Biosecurity important in light of recent Equine Infectious Anemia outbreak

8 months ago 126

At the end of May 2025, the Equine Disease Communication Center published a document stating that from May 2024 to the end of August 2024, 22 horses were confirmed Equine Infectious Anemia positive.

These horses were all treated at Outlaw Equine Hospital in Decatur, Texas. The thing that these horses had in common was not where the originated which ranged from California to Colorado to Oklahoma to Texas, but instead that they had been hospitalized at this hospital’s intensive care unit.

Importance of biosecurity

The investigators found that these horses that were in the intensive care unit had IV catheters. The catheters were flushed with heparinized saline in multi-use bottles. The syringes were reused and the bottles were contaminated with blood.

It is never OK to reuse syringes and needles in equine veterinary medicine. In cattle, it is never OK to use a dirty needle to enter a bottle. Always use a clean needle to enter the bottle. Then according to Beef Quality Assurance standards, you can use the same needle on 10 to 15 head of cattle. Needles are never reused between herds or locations.

Equine Infectious Anemia

The Coggins test is looking for Equine Infectious Anemia (EIA). This is done annually on horses that are traveling across state lines.

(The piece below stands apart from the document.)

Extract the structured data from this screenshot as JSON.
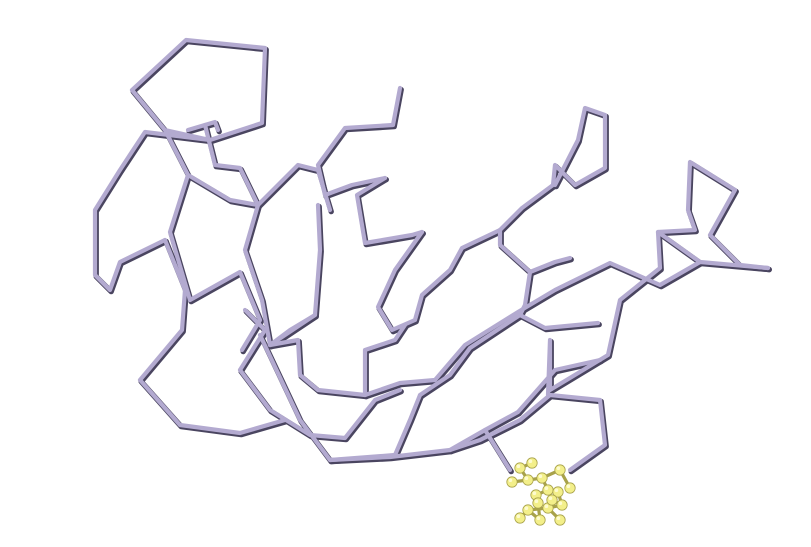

This is a blood-borne, potentially fatal viral disease. It is typically spread by flies but in the above case was spread by poor biosecurity protocols.

Horses that are infected with EIA will show signs of fever, depression, anemia, muscle atrophy, muscle weakness, and spots on their mucous membranes.

There is no cure for EIA. Horses that are infected stay infected for life. Horses that are positive are typically euthanized, otherwise they have to be quarantined by themselves with very strict biosecurity protocols for the rest of their lives. The horses can never move from the original premises. That is no life for a horse, which is why owners typically choose to euthanize.

Of the 22 horses that were confirmed positive from the above EIA outbreak, 21 were euthanized.

Thoughts on the EIA outbreak

If you follow any horse pages on social media at all, you most likely have seen the conversations regarding Outlaw Equine Hospital and its owner, Dr. Josh Harvey. The Texas Board of Veterinary Medicine temporarily suspended his license due to many reasons, with a few of them being inaccurate controlled substance logs, having non-veterinarians perform surgery, using compounded medications for patients that were not on the prescription, and shipping fraudulently obtained controlled substances to other veterinarians.

From this list, I think it is a good idea for veterinary practices to reflect on how their team is functioning. First, the biosecurity breaches listed above is a simple matter of training staff. You don’t know what you don’t know.

Taking the time to make sure your controlled drug logs are up to date is so important, and trusting the person in charge of that to do a really good job again comes back to training and practice standards.

The compounded medication scene with horses is crazy. Clients want compounded drugs because they are cheaper and many of the compounders do not allow “office use” for their products, so every patient needs its own prescription. That can be really difficult to manage, especially when the case load is intense.

Understanding state laws to know what non-veterinarians can and can’t do is so important. And lastly, with shipping controlled substances that were fraudulently obtained to other veterinarians, it is tough to understand the “why” behind it.

There are many areas of gray in everyone’s moral code, but there is less gray in the court of law. We have to constantly adhere to the laws and our moral code to make sure that we are always doing our best to do what is right.